Unas horas más tarde,
la cena transcurrió romántica, íntima en su habitación. Él intentó bromear un
par de veces. Ella no rio como en otro momento habría hecho ante sus
ocurrencias, pero se veía feliz.
Esa noche hicieron el
amor como nunca antes lo habían hecho. Sus pieles en perfecta comunión parecían
un solo cuerpo, la pasión que brotaba de cada poro inundaba el aire de
sexo. Se durmieron plenos, el uno en
brazos del otro.
Así amanecieron ese
viernes. Luego de desayunar, salieron a la calle y caminaron por la ciudad,
lentamente, bajo un cielo encapotado que amenazaba con volcarse sobre ellos en
cualquier momento. Todo a su alrededor se les antojaba maravilloso; apreciaban
cada detalle que se presentaba ante ellos como no habían podido hacerlo en los
tres días anteriores.
Al llegar el mediodía,
almorzaron en The Castle Tavern. A esa hora los parroquianos eran apenas un par
y había lugar de sobra para elegir. La música sonaba tenue en la rockola,
mientras ellos disfrutaban del haggis, el plato típico de la región.
Al salir de la taberna,
caminaron el par de cuadras que los separaban del viejo castillo frente al Ness
y se sentaron en el césped. Pasaron la tarde abrazados, mientras la leve
llovizna que caía les resultaba casi imperceptible.
A las 14:40 ella sintió
un dolor en su pecho, sutil, como si las fuerzas le faltasen. Supo lo que iba a
pasar, podía presentirlo, mientras buscaba inquieta los ojos de su amado.
Veinte minutos más
tarde sintió una punzada, como si una lanza atravesara su costado; entendió que
moría, se supo dueña de un saber de una sensación que nadie podía conocer a
priori.
Paul, no decía nada,
simplemente la miraba queriendo horadar con su vista más allá de su cuerpo,
queriendo ver su yo más profundo.
Aina, obligó a sus
labios a dibujar unas palabras en el aire:
—Amor, no llores por
mí, creeme que lo que leí valió la pena. No estés triste, yo no lo estoy.
Un minuto después, sus
ojos se cerraron lentamente, diciendo adiós.
Él no lloró, la abrazó
mientras las aguas frente a ellos corrían indiferentes hacia su destino en el
Fiordo de Moray.
De pronto, sintió una
debilidad, luego un espasmo que venía de lo más profundo de su pecho. Lo había
disimulado bien. Abrazó más fuerte el cuerpo aun tibio de Aina y le susurró al
oído: “No me extrañes que ya voy”
Así, entrelazados, los
encontró el viejo unos minutos después. Se acercó en silencio y los miró con
una expresión serena en su rostro. Agachándose con esfuerzo, sobre el cuerpo de
Paul palpó su chaqueta y metiendo la mano dentro del bolsillo interno tomó un
libro antiguo, pequeño, de cuero negro.

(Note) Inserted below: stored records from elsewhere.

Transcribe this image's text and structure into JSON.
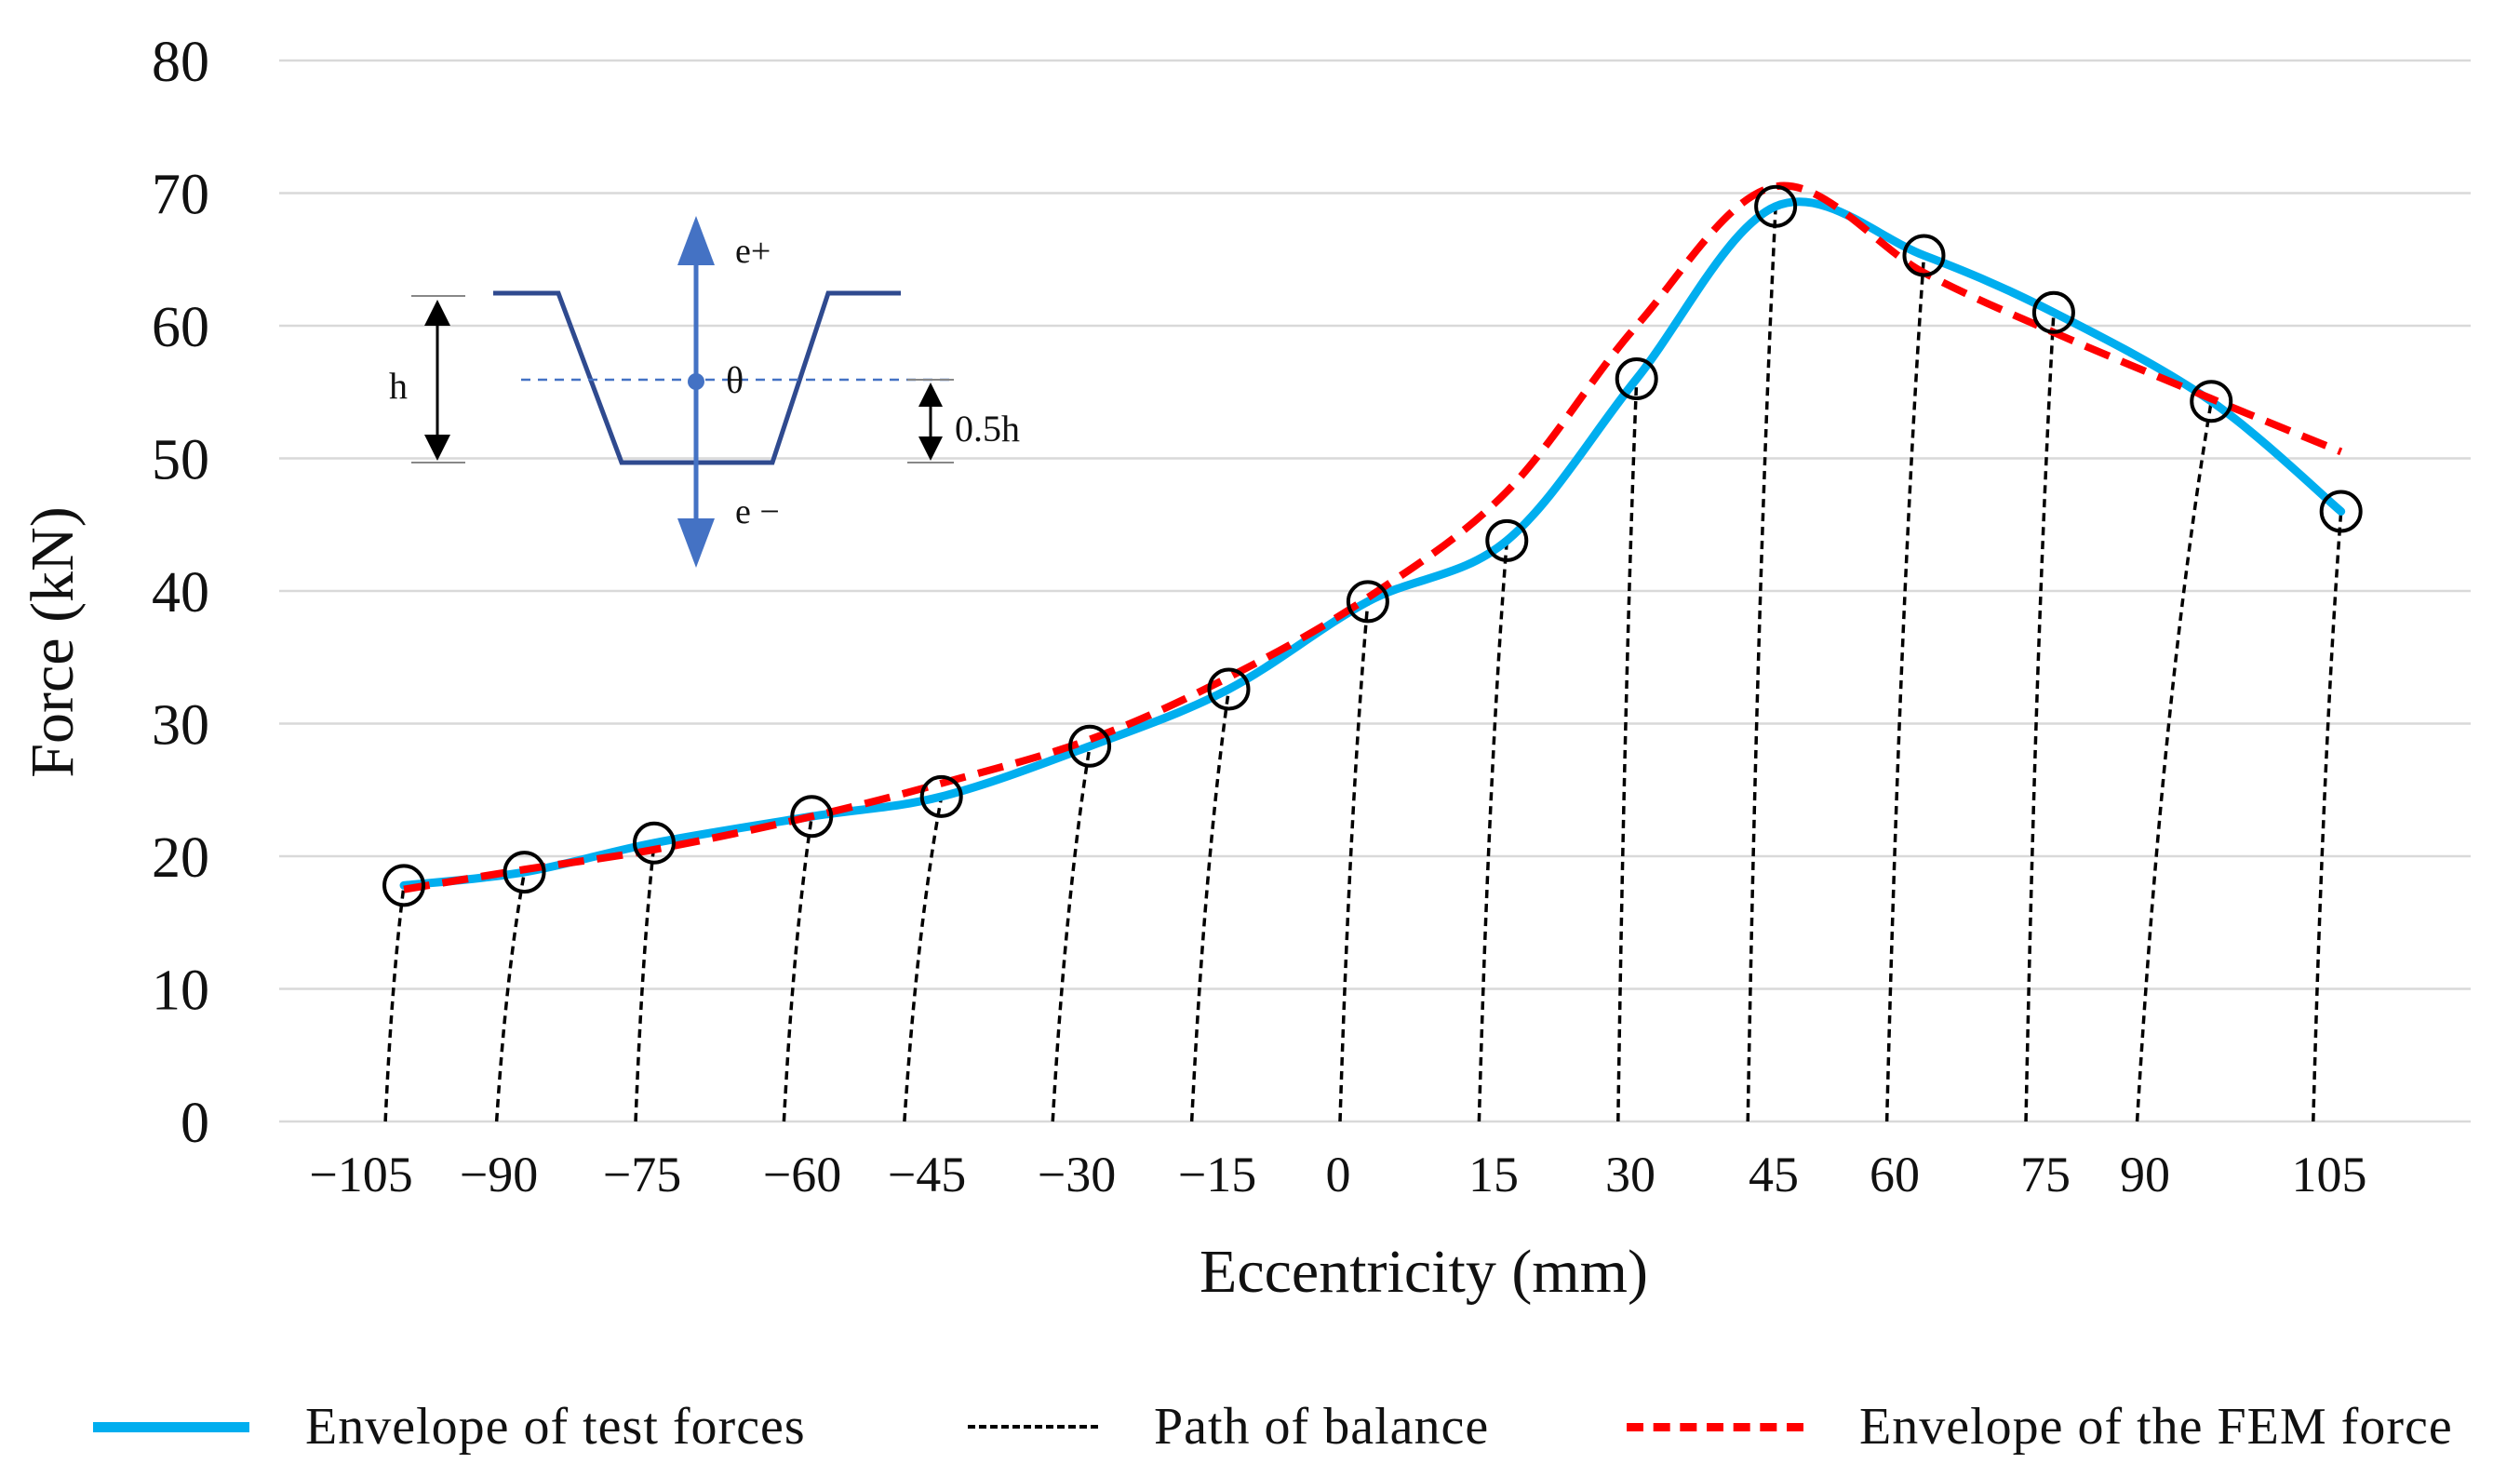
{
  "chart_data": {
    "type": "line",
    "title": "",
    "xlabel": "Eccentricity (mm)",
    "ylabel": "Force (kN)",
    "ylim": [
      0,
      80
    ],
    "yticks": [
      0,
      10,
      20,
      30,
      40,
      50,
      60,
      70,
      80
    ],
    "x_tick_labels": [
      "−105",
      "−90",
      "−75",
      "−60",
      "−45",
      "−30",
      "−15",
      "0",
      "15",
      "30",
      "45",
      "60",
      "75",
      "90",
      "105"
    ],
    "grid": true,
    "legend_position": "bottom",
    "series": [
      {
        "name": "Envelope of test forces",
        "style": "solid",
        "color": "#00AEEF",
        "points": [
          {
            "x": -101,
            "y": 17.8
          },
          {
            "x": -88,
            "y": 18.8
          },
          {
            "x": -74,
            "y": 21.0
          },
          {
            "x": -57,
            "y": 23.0
          },
          {
            "x": -43,
            "y": 24.5
          },
          {
            "x": -27,
            "y": 28.3
          },
          {
            "x": -12,
            "y": 32.6
          },
          {
            "x": 3,
            "y": 39.2
          },
          {
            "x": 18,
            "y": 43.8
          },
          {
            "x": 32,
            "y": 56.0
          },
          {
            "x": 47,
            "y": 69.0
          },
          {
            "x": 63,
            "y": 65.3
          },
          {
            "x": 77,
            "y": 61.0
          },
          {
            "x": 94,
            "y": 54.3
          },
          {
            "x": 108,
            "y": 46.0
          }
        ]
      },
      {
        "name": "Envelope of the FEM force",
        "style": "dashed",
        "color": "#FF0000",
        "points": [
          {
            "x": -101,
            "y": 17.5
          },
          {
            "x": -88,
            "y": 19.0
          },
          {
            "x": -74,
            "y": 20.5
          },
          {
            "x": -57,
            "y": 23.0
          },
          {
            "x": -43,
            "y": 25.5
          },
          {
            "x": -27,
            "y": 28.8
          },
          {
            "x": -12,
            "y": 33.5
          },
          {
            "x": 3,
            "y": 39.5
          },
          {
            "x": 18,
            "y": 47.5
          },
          {
            "x": 32,
            "y": 60.0
          },
          {
            "x": 47,
            "y": 70.5
          },
          {
            "x": 63,
            "y": 64.0
          },
          {
            "x": 77,
            "y": 59.5
          },
          {
            "x": 94,
            "y": 54.5
          },
          {
            "x": 108,
            "y": 50.5
          }
        ]
      },
      {
        "name": "Path of balance",
        "style": "dotted",
        "color": "#000000",
        "paths": [
          {
            "x0": -103,
            "x_top": -101,
            "y_top": 17.8
          },
          {
            "x0": -91,
            "x_top": -88,
            "y_top": 18.8
          },
          {
            "x0": -76,
            "x_top": -74,
            "y_top": 21.0
          },
          {
            "x0": -60,
            "x_top": -57,
            "y_top": 23.0
          },
          {
            "x0": -47,
            "x_top": -43,
            "y_top": 24.5
          },
          {
            "x0": -31,
            "x_top": -27,
            "y_top": 28.3
          },
          {
            "x0": -16,
            "x_top": -12,
            "y_top": 32.6
          },
          {
            "x0": 0,
            "x_top": 3,
            "y_top": 39.2
          },
          {
            "x0": 15,
            "x_top": 18,
            "y_top": 43.8
          },
          {
            "x0": 30,
            "x_top": 32,
            "y_top": 56.0
          },
          {
            "x0": 44,
            "x_top": 47,
            "y_top": 69.0
          },
          {
            "x0": 59,
            "x_top": 63,
            "y_top": 65.3
          },
          {
            "x0": 74,
            "x_top": 77,
            "y_top": 61.0
          },
          {
            "x0": 86,
            "x_top": 94,
            "y_top": 54.3
          },
          {
            "x0": 105,
            "x_top": 108,
            "y_top": 46.0
          }
        ]
      }
    ],
    "markers": "open circles at test points",
    "inset": {
      "labels": {
        "e_plus": "e+",
        "e_minus": "e −",
        "theta": "θ",
        "h": "h",
        "half_h": "0.5h"
      }
    }
  },
  "legend": {
    "items": [
      {
        "label": "Envelope of test forces",
        "color": "#00AEEF",
        "style": "solid"
      },
      {
        "label": "Path of balance",
        "color": "#000000",
        "style": "dotted"
      },
      {
        "label": "Envelope of the FEM force",
        "color": "#FF0000",
        "style": "dashed"
      }
    ]
  }
}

Fijó sus ojos en la tapa y observó las
palabras doradas escritas en gaélico antiguo. Lentamente se incorporó, los miró
un segundo más y se marchó rengueando bajo la llovizna que, de a poco, se iba
convirtiendo en lluvia torrencial, apoyándose en ese raro bastón suyo que cada
vez más se iba pareciendo a un cayado de pastor.